There are also promises of “stricter rules” and “further research”.
This falls well short of the demands made by more than 20,000 people who called for a permanent moratorium on new permits (not a two-year pause), the phasing out of bottled water operations (not reducing 10-year permits to 5-year permits), and recognition of the right to free, prior and informed consent for affected Indigenous peoples (not merely increased notification, consultation and reporting).
Council of Canadians water campaigner Emma Lui says, “Vulnerable groundwater supplies can still be extracted and shipped thousands of kilometres away in single-use plastic bottles. Ontarians don’t want water wasted – they want it protected for their communities. A five-year permit to bottle and transport water out of a watershed is an eternity for a drought-ridden community. What Ontario really needs is a full phase-out of all bottled water permits.”
Questions still remain:
1- Nestlé has applied for a 10-year renewal of its now expired 5-year permit to extract 3.6 million litres of water a day from a well in Aberfoyle. That permit expired on July 31, 2016, but Nestlé has been allowed to continue to extract water during this government review process. Will the government now grant the company a 5-year permit? How much longer will Nestlé be allowed to pump water under an expired permit?
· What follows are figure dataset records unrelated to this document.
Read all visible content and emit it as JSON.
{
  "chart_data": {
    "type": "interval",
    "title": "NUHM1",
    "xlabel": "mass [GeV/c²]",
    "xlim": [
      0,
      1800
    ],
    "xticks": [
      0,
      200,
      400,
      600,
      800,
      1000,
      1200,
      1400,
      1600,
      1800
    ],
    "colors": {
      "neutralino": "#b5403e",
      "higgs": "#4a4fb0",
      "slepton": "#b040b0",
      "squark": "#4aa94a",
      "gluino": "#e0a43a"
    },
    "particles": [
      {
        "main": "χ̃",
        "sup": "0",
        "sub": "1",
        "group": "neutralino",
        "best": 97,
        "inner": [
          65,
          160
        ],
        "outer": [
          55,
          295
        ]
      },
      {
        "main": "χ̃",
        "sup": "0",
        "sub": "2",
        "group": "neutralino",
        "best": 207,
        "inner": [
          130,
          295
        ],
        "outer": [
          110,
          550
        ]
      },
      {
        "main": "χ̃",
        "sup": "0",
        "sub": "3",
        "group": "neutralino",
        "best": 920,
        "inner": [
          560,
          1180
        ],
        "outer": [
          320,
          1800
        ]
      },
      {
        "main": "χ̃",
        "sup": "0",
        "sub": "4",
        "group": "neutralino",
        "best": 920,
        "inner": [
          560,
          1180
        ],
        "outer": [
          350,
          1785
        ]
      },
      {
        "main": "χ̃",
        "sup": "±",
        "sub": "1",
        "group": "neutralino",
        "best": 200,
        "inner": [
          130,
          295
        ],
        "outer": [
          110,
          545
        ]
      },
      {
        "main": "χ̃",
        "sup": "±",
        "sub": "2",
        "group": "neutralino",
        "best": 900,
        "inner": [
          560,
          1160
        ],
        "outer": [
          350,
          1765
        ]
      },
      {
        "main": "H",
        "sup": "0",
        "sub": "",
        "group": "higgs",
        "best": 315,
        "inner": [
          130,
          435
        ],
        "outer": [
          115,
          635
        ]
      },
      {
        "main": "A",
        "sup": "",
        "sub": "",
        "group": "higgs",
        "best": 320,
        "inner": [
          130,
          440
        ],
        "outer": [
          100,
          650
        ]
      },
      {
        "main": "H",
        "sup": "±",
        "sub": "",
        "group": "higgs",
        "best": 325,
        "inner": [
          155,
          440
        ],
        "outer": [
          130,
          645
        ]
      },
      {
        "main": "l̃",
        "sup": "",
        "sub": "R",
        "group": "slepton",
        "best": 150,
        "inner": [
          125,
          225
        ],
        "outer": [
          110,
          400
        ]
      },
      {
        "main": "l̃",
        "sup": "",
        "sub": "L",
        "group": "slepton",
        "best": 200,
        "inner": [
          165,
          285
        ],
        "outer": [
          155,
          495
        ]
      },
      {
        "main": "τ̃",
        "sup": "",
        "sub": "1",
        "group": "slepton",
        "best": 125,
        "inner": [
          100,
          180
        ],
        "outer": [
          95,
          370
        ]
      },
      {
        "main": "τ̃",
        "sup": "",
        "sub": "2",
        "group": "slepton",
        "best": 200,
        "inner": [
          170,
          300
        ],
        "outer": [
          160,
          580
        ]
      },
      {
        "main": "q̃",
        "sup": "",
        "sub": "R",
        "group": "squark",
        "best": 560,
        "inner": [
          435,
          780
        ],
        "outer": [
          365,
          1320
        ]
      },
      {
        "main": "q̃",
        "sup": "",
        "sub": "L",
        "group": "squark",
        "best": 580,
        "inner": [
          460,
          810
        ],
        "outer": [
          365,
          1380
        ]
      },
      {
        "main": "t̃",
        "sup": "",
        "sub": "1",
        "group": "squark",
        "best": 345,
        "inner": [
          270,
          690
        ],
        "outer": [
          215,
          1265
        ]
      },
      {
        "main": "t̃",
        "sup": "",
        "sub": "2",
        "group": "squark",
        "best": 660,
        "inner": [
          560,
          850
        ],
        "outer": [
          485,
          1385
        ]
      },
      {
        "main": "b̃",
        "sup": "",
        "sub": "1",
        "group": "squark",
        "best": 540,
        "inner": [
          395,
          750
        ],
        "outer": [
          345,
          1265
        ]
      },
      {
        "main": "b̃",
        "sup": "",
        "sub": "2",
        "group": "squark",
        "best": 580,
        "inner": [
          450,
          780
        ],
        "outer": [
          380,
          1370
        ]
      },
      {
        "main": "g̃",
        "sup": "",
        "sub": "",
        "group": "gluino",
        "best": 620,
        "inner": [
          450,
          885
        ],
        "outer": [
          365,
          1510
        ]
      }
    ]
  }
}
2- The Nestlé permit to extract 1.1 million litres of water per day from the Hillsburgh well expires on August 31, 2017. Will the Ontario government grant them a 5-year permit for that operation as well?
3- Nestlé also wants to extract 1.6 million litres a day from its recently purchased Middlebrook well in Elora. The Ontario government’s new regulations put a two year pause on that plan, but what will happen on January 1, 2019 when that temporary moratorium expires? Given that well is on the traditional territory of the Six Nations of the Grand River, and 11,000 of their members do not have access to clean drinking water, what will the consultation with them look like? How meaningful will it be?
The Council of Canadians is continuing its campaign to have the right to water prioritized over corporate water grabs.
The permit applications in Aberfoyle and Hillsburgh will be key moments, as will the provincial election that must take place on or before June 7, 2018.